Fox News and other Conservative outlets tell us that atheists are intolerant bullies. But is this true? As the holiday season approaches us, more and more news items and op-eds are being written about how the spirit of Christmas is being quashed by these thoughtless, soulless unbelievers.
I believe this is not true, and while ensuring that those with faith have the freedom to practice their religion (no matter what it is), those who don’t believe should not be attacked either. Freedom of belief should also mean freedom not to believe. Some folks seem to be forgetting this basic truth.
Here are five reasons why the war on Christmas theory is not only false, but blatantly misleading.
1. Christmas day is a federal holiday.
If the government and those who have influence (including the media) were anti-Christmas, would this be possible? As far as I know, no one has objected to this day being a holiday, as such.
2. Conservatives, not atheists used boycotts and threats.
Since the early 2000s, the Conservatives have used several bullying tactics against retailers, such as the American Family Association's boycott of stores that use the language of "happy holidays" instead of "merry Christmas."
3. This rhetoric ignores the internal debates within Christianity.
Christians have internal difference of opinions about Christmas and its celebration. As Stephen Nissenbaum points out, certain groups such as the Puritans boycotted Christmas for its focus on hedonism and consumerism.

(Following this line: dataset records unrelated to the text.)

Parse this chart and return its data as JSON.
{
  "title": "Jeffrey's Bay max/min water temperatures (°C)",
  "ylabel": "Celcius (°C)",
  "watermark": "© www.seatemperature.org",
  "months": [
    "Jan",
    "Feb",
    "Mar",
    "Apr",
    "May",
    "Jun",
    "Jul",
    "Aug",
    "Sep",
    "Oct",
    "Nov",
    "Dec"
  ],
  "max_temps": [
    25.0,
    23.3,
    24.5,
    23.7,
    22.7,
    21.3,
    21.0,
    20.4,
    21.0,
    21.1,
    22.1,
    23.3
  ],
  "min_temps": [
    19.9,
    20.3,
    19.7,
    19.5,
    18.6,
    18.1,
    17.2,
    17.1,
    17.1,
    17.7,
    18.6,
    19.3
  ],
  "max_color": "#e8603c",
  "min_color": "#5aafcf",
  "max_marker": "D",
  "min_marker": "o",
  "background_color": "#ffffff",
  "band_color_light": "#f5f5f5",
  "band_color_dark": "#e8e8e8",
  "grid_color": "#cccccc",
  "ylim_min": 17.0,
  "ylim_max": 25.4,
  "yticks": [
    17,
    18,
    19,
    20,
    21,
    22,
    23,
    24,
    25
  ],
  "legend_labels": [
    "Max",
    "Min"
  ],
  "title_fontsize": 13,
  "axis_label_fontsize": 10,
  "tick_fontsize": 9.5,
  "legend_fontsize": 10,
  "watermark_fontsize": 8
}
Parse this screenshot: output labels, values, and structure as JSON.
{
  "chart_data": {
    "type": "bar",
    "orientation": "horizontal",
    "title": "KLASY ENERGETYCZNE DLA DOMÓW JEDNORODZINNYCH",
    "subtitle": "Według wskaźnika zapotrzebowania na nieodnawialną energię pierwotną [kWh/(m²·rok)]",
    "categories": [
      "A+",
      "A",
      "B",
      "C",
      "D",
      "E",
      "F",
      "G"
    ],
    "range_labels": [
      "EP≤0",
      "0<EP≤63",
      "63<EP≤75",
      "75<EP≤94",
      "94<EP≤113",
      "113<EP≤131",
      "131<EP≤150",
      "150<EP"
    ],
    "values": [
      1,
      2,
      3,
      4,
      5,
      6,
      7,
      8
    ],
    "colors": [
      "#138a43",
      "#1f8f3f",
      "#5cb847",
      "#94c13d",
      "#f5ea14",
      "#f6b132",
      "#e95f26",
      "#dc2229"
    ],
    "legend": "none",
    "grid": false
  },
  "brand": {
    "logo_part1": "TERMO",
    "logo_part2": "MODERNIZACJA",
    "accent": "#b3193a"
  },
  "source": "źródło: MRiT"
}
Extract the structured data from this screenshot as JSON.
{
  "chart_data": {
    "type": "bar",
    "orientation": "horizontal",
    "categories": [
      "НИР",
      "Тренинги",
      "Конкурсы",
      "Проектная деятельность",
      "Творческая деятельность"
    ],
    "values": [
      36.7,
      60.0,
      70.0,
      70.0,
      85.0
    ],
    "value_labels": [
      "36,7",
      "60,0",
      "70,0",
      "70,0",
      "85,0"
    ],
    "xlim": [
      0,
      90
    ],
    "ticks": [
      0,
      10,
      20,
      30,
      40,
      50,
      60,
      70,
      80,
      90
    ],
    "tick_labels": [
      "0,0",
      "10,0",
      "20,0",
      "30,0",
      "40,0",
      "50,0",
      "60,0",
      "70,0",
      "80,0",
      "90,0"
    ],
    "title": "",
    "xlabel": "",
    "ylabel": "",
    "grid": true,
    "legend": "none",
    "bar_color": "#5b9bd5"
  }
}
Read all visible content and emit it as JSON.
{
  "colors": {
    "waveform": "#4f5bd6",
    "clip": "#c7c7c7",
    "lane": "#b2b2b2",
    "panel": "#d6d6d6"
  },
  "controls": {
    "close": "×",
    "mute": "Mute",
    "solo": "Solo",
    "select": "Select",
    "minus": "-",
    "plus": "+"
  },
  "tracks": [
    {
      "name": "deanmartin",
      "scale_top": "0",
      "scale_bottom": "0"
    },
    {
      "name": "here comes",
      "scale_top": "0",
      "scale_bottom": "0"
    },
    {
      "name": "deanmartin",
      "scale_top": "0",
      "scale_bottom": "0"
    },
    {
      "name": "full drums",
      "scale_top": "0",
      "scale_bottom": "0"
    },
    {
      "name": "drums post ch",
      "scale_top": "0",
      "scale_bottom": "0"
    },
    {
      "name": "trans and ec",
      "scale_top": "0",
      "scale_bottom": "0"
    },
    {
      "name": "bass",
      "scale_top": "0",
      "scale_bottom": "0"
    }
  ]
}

As Mr. Cohen says, “America has a complicated history with Christmas, going back to the Puritans, who despised it. What the boycotters are doing is not defending America's Christmas traditions, but creating a new version of the holiday that fits a political agenda”.
4. ACLU or other Liberal groups are said to be at the fore-front of the war on Christmas.
I am inclined to disagree with this. ACLU’s position is quite clear, in that government should not be promoting any religious ideas.
5. Christmas is all pervasive.
In fact it is perhaps celebrated around the world, not just in the U.S. While one can argue and debate whether the commercialization of the festival is in good taste or not, the argument that there is somehow a Liberal or atheist effort to ban it is just laughable.
While I personally believe that words themselves should not become so contentious, that they don’t take away from the celebration of the season, this controversy reminds us, yet again that there is much power in what we call a thing. Shakespeare was right, after all when he wrote, “What is in a name ?"
In the meanwhile, I wish you all a Merry Christmas!